If you are going to offer an online service in the hope of monetizing it, one good idea is not to go up against one of the most widely distributed products Bill Gates ever produced.

Call me crazy, but when I was launching ClickZ and planning competitive strategy, I had a motto that went: “Let’s zig while they zag.” So when we competed against publications run by people who were one heck of a lot smarter than I was (Iconocast, ChannelSeven, and AdAge.com come to mind), I made it a point notto take them head on but to serve the market we shared in a way that was uniquely suited to our strengths as a company — not theirs.

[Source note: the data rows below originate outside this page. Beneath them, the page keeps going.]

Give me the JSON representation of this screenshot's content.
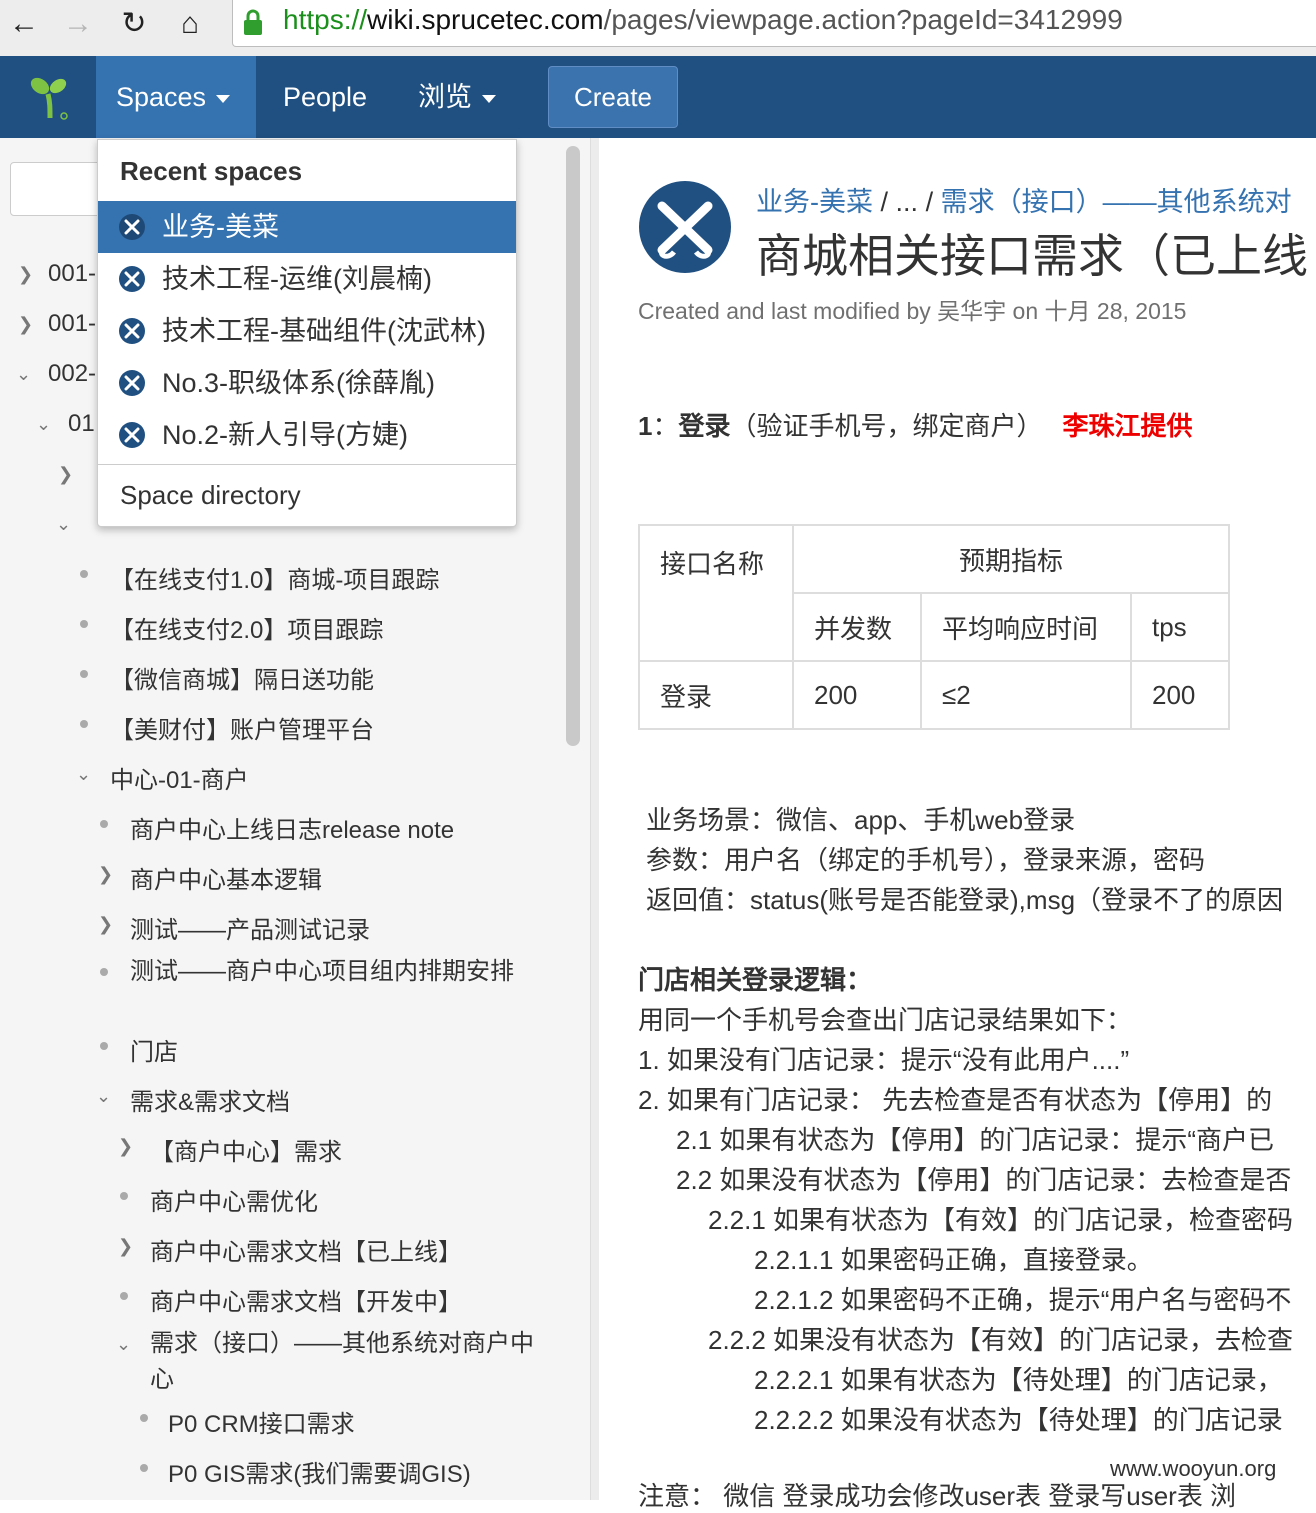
{
  "browser": {
    "url_scheme": "https://",
    "url_host": "wiki.sprucetec.com",
    "url_path": "/pages/viewpage.action?pageId=3412999",
    "back_icon": "arrow-left",
    "forward_icon": "arrow-right",
    "reload_icon": "reload",
    "home_icon": "home",
    "lock_icon": "lock"
  },
  "header": {
    "spaces_label": "Spaces",
    "people_label": "People",
    "browse_label": "浏览",
    "create_label": "Create",
    "brand_color": "#205081",
    "accent_color": "#3572b0"
  },
  "spaces_menu": {
    "heading": "Recent spaces",
    "items": [
      {
        "label": "业务-美菜",
        "active": true
      },
      {
        "label": "技术工程-运维(刘晨楠)",
        "active": false
      },
      {
        "label": "技术工程-基础组件(沈武林)",
        "active": false
      },
      {
        "label": "No.3-职级体系(徐薛胤)",
        "active": false
      },
      {
        "label": "No.2-新人引导(方婕)",
        "active": false
      }
    ],
    "directory_label": "Space directory"
  },
  "sidebar": {
    "tree": [
      {
        "label": "001-"
      },
      {
        "label": "001-"
      },
      {
        "label": "002-"
      },
      {
        "label": "01"
      },
      {
        "label": "【在线支付1.0】商城-项目跟踪"
      },
      {
        "label": "【在线支付2.0】项目跟踪"
      },
      {
        "label": "【微信商城】隔日送功能"
      },
      {
        "label": "【美财付】账户管理平台"
      },
      {
        "label": "中心-01-商户"
      },
      {
        "label": "商户中心上线日志release note"
      },
      {
        "label": "商户中心基本逻辑"
      },
      {
        "label": "测试——产品测试记录"
      },
      {
        "label": "测试——商户中心项目组内排期安排"
      },
      {
        "label": "门店"
      },
      {
        "label": "需求&需求文档"
      },
      {
        "label": "【商户中心】需求"
      },
      {
        "label": "商户中心需优化"
      },
      {
        "label": "商户中心需求文档【已上线】"
      },
      {
        "label": "商户中心需求文档【开发中】"
      },
      {
        "label": "需求（接口）——其他系统对商户中心"
      },
      {
        "label": "P0 CRM接口需求"
      },
      {
        "label": "P0 GIS需求(我们需要调GIS)"
      }
    ]
  },
  "page": {
    "breadcrumb": [
      "业务-美菜",
      "...",
      "需求（接口）——其他系统对"
    ],
    "breadcrumb_sep": "/",
    "title": "商城相关接口需求（已上线",
    "meta": "Created and last modified by 吴华宇 on 十月 28, 2015",
    "section1": {
      "number": "1",
      "bold": "登录",
      "rest": "（验证手机号，绑定商户）",
      "provider": "李珠江提供"
    },
    "table": {
      "h_name": "接口名称",
      "h_expected": "预期指标",
      "h_concurrency": "并发数",
      "h_avg_time": "平均响应时间",
      "h_tps": "tps",
      "row": {
        "name": "登录",
        "concurrency": "200",
        "avg_time": "≤2",
        "tps": "200"
      }
    },
    "details": [
      "业务场景：微信、app、手机web登录",
      "参数：用户名（绑定的手机号），登录来源，密码",
      "返回值：status(账号是否能登录),msg（登录不了的原因"
    ],
    "logic_heading": "门店相关登录逻辑：",
    "logic_lines": [
      "用同一个手机号会查出门店记录结果如下：",
      "1. 如果没有门店记录：提示“没有此用户....”",
      "2. 如果有门店记录： 先去检查是否有状态为【停用】的",
      "2.1 如果有状态为【停用】的门店记录：提示“商户已",
      "2.2 如果没有状态为【停用】的门店记录：去检查是否",
      "2.2.1 如果有状态为【有效】的门店记录，检查密码",
      "2.2.1.1 如果密码正确，直接登录。",
      "2.2.1.2 如果密码不正确，提示“用户名与密码不",
      "2.2.2 如果没有状态为【有效】的门店记录，去检查",
      "2.2.2.1 如果有状态为【待处理】的门店记录，",
      "2.2.2.2 如果没有状态为【待处理】的门店记录"
    ],
    "note_line": "注意： 微信 登录成功会修改user表 登录写user表 浏"
  },
  "watermark": "www.wooyun.org"
}
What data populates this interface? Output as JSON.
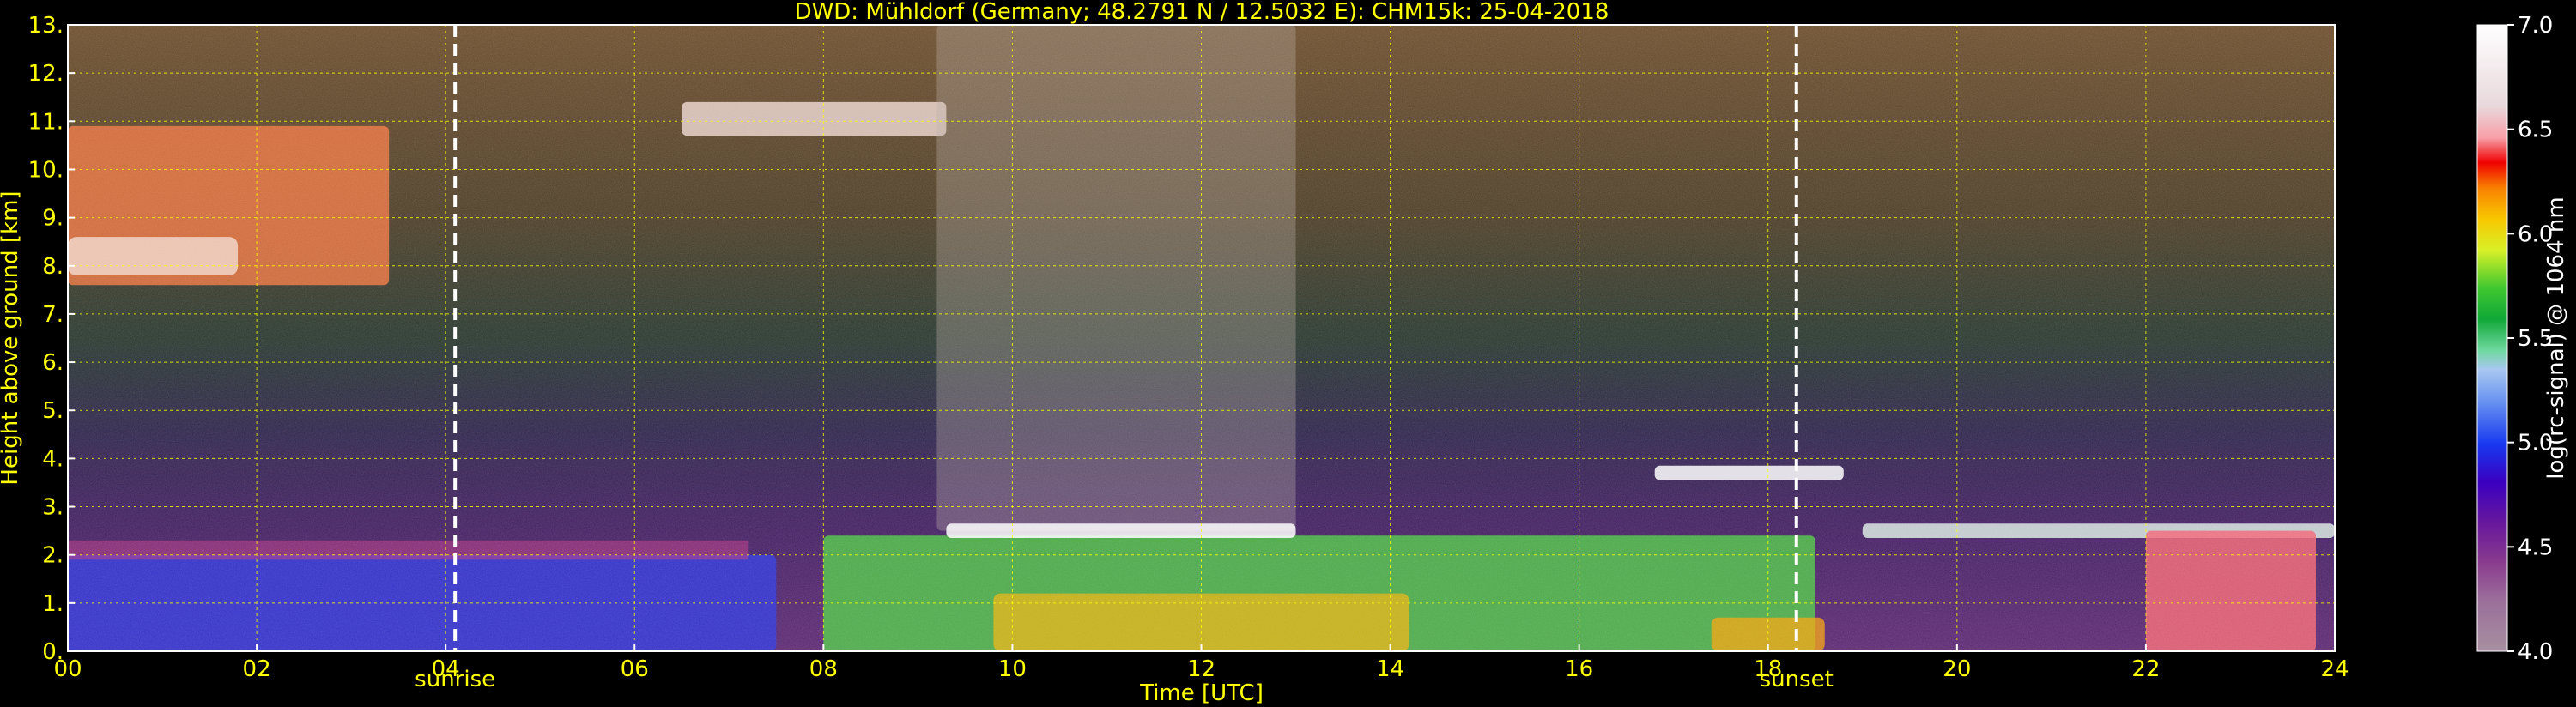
{
  "chart_data": {
    "type": "heatmap",
    "title": "DWD: Mühldorf (Germany; 48.2791 N / 12.5032 E):    CHM15k: 25-04-2018",
    "xlabel": "Time [UTC]",
    "ylabel": "Height above ground [km]",
    "xlim": [
      0,
      24
    ],
    "ylim": [
      0,
      13
    ],
    "x_ticks": [
      "00",
      "02",
      "04",
      "06",
      "08",
      "10",
      "12",
      "14",
      "16",
      "18",
      "20",
      "22",
      "24"
    ],
    "y_ticks": [
      "0.",
      "1.",
      "2.",
      "3.",
      "4.",
      "5.",
      "6.",
      "7.",
      "8.",
      "9.",
      "10.",
      "11.",
      "12.",
      "13."
    ],
    "grid": true,
    "events": [
      {
        "label": "sunrise",
        "time_h": 4.1
      },
      {
        "label": "sunset",
        "time_h": 18.3
      }
    ],
    "colorbar": {
      "label": "log(rc-signal) @ 1064 nm",
      "range": [
        4.0,
        7.0
      ],
      "ticks": [
        "4.0",
        "4.5",
        "5.0",
        "5.5",
        "6.0",
        "6.5",
        "7.0"
      ]
    },
    "features": [
      {
        "kind": "cirrus cloud",
        "t_start": 0.0,
        "t_end": 3.4,
        "h_bottom": 7.6,
        "h_top": 10.9
      },
      {
        "kind": "upper cloud fragments",
        "t_start": 6.5,
        "t_end": 9.3,
        "h_bottom": 10.7,
        "h_top": 11.4
      },
      {
        "kind": "high noise region",
        "t_start": 9.2,
        "t_end": 13.0,
        "h_bottom": 2.5,
        "h_top": 13.0
      },
      {
        "kind": "residual layer",
        "t_start": 0.0,
        "t_end": 7.5,
        "h_bottom": 0.0,
        "h_top": 2.0
      },
      {
        "kind": "convective boundary layer",
        "t_start": 8.0,
        "t_end": 18.5,
        "h_bottom": 0.0,
        "h_top": 2.4
      },
      {
        "kind": "cloud tops",
        "t_start": 9.3,
        "t_end": 13.0,
        "h": 2.5
      },
      {
        "kind": "evening cloud layer",
        "t_start": 16.8,
        "t_end": 18.8,
        "h": 3.7
      },
      {
        "kind": "cloud layer",
        "t_start": 19.0,
        "t_end": 24.0,
        "h": 2.5
      },
      {
        "kind": "precipitation streaks",
        "t_start": 22.0,
        "t_end": 23.8,
        "h_bottom": 0.0,
        "h_top": 2.5
      }
    ]
  },
  "colors": {
    "text": "#ffff00",
    "grid": "#ffff00",
    "axes": "#ffffff"
  }
}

OK, the blindfold is back on — I’ll randomly open to another company. Ah! Wine.com. I have to confess I actually bought something from these folks. I bought a “wine subscription” for a then-girlfriend.

This is another area where bricks have got it all over the clicks. Instead of driving down to Andover Liquors, The Vineyard, or, my favorite, Butcher Boy (best meat and wine selection ever!), I had to sit down and navigate my way through Wine.com, unable to ask anyone for guidance and with an unsettling feeling that I was paying a huge premium for the dubious privilege of buying online and having to wait a week to try it. Ain’t gonna work when your sweetie pie is coming over for a wonderful dinner in about an hour.

So once again, we find ourselves wrestling with the question of bricks versus clicks.

Is the premium content, product, or service you are offering enhanced by having it available online? Next time you’re chatting it up with your neighbor, run your idea by her (she won’t steal it) and see how she reacts. If she starts with, “Well, why wouldn’t I just go down to…,” chances are you’ve just gotten bricked. If it doesn’t strike the average person as a perfectly sensible way to do it, you are trying to force a square brick solution into a round online hole. Let it go and move on to something better.

Many publishers moving from free to fee are convinced creating e-books and e-reports is a great way to generate new revenue. Once again, you might want to raise the question of whether the content you want to sell online is best received and best utilized in digital form. Is it fresh, unique, mission-critical information? Something people want now? Is it brief enough to read on the screen or small enough to be printed out on your Epson using fewer than 20 pages?

Go outside of that, and you might want to hook up with a good print-on-demand service that can slap a hard copy of your information into the hands of your customers in short order, with no hassle to you and no inventory to carry.

But I digress…

I’d encourage you to pick up a copy of “F’d Companies” — not because it is a brilliant book or offers unique insights you never thought of. I’d encourage you to get it because it will whack you over the head, page after page, with plain, old common sense. No buzzwords. No MBA mumbo jumbo. No charts. No spreadsheets.

Just stories about what went wrong and how the thinking was misguided.

You might see some of your own thinking in there displayed in all its naked glory.

Which means it’s time to think again.